1. Irradiation - excessive distribution of foci of excitation in the cerebral cortex, involving neighboring areas (outwardly manifested in the presence of chaotic, poorly ordered movements along inconsistent trajectories; more muscles are involved in movements than necessary).
2. Concentration - localization of foci of excitation and inhibition (movements are ordered by trajectories, number and degree of contraction of muscle groups, excessive tension in the muscles of antagonists and synergists is relieved).
3. Automation - a motor action begins to be performed without focusing on its phases and elements, a person becomes able to concentrate his attention on solving “tactical” problems, can be distracted from controlling his motor actions (while riding a bicycle or a car, a person can think about objects not associated with the motor actions performed).
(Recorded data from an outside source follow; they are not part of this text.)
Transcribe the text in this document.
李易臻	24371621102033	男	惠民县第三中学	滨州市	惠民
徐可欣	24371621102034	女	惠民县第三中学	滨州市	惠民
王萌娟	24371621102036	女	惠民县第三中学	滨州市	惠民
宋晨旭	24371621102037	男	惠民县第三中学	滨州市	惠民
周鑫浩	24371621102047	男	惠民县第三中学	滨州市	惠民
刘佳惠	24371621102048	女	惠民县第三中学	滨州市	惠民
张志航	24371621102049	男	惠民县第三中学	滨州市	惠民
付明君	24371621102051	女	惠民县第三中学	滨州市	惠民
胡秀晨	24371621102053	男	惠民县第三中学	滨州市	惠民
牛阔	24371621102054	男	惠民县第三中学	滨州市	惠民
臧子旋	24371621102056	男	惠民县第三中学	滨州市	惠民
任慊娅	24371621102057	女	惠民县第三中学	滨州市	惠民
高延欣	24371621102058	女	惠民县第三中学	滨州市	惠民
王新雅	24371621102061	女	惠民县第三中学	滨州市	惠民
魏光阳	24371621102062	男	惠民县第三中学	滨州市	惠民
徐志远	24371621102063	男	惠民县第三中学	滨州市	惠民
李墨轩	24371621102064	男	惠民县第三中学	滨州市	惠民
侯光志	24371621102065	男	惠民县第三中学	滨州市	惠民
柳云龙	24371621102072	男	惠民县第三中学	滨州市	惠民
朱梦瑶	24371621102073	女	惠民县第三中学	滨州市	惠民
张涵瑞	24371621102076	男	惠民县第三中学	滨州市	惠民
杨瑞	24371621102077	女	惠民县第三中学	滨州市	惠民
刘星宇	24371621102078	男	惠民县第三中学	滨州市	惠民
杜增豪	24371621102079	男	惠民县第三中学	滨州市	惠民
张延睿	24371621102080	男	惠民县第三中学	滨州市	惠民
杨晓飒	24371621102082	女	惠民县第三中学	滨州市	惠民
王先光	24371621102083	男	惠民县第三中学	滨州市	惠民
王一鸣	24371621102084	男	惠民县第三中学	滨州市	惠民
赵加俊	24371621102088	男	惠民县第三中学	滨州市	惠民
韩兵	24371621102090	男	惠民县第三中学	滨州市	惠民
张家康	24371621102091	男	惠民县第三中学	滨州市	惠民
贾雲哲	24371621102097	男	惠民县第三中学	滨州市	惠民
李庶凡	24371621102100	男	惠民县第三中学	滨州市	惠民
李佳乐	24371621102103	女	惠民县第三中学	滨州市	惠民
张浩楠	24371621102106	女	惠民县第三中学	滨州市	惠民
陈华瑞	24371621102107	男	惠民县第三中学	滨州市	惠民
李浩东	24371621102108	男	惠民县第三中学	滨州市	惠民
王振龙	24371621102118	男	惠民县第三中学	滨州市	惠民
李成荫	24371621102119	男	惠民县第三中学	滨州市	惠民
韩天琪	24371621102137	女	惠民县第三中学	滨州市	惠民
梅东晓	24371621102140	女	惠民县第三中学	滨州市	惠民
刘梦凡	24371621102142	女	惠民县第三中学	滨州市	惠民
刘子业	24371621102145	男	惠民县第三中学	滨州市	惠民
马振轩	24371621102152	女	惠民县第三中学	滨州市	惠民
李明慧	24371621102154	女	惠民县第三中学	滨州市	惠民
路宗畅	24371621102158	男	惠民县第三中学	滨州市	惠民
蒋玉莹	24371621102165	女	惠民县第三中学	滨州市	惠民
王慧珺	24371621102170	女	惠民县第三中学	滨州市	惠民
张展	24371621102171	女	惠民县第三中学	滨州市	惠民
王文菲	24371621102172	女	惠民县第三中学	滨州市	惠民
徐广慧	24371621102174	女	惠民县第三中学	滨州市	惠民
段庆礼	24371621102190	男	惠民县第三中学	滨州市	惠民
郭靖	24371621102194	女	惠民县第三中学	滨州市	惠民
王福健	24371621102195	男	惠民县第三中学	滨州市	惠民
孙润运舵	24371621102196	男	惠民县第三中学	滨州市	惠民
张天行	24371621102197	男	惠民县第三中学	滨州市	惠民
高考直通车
Conditions for the formation of motor skills:
Preliminary familiarization with:
The equipment and equipment used (skis, skates, bicycles, parachute, control system for a car, plane, computer, etc.).
Equipment (submariner’s suit, diver’s, cosmonaut’s spacesuit, pilot’s gravity suit, etc.).
The environment for performing motor actions (water environment for swimming and diving, air environment for a parachutist, weightlessness for an astronaut, snow or ice surface for a skier and skater).
4. Study of motor action in parts (isolating the basic components of movements) and their subsequent combination into a holistic motor act.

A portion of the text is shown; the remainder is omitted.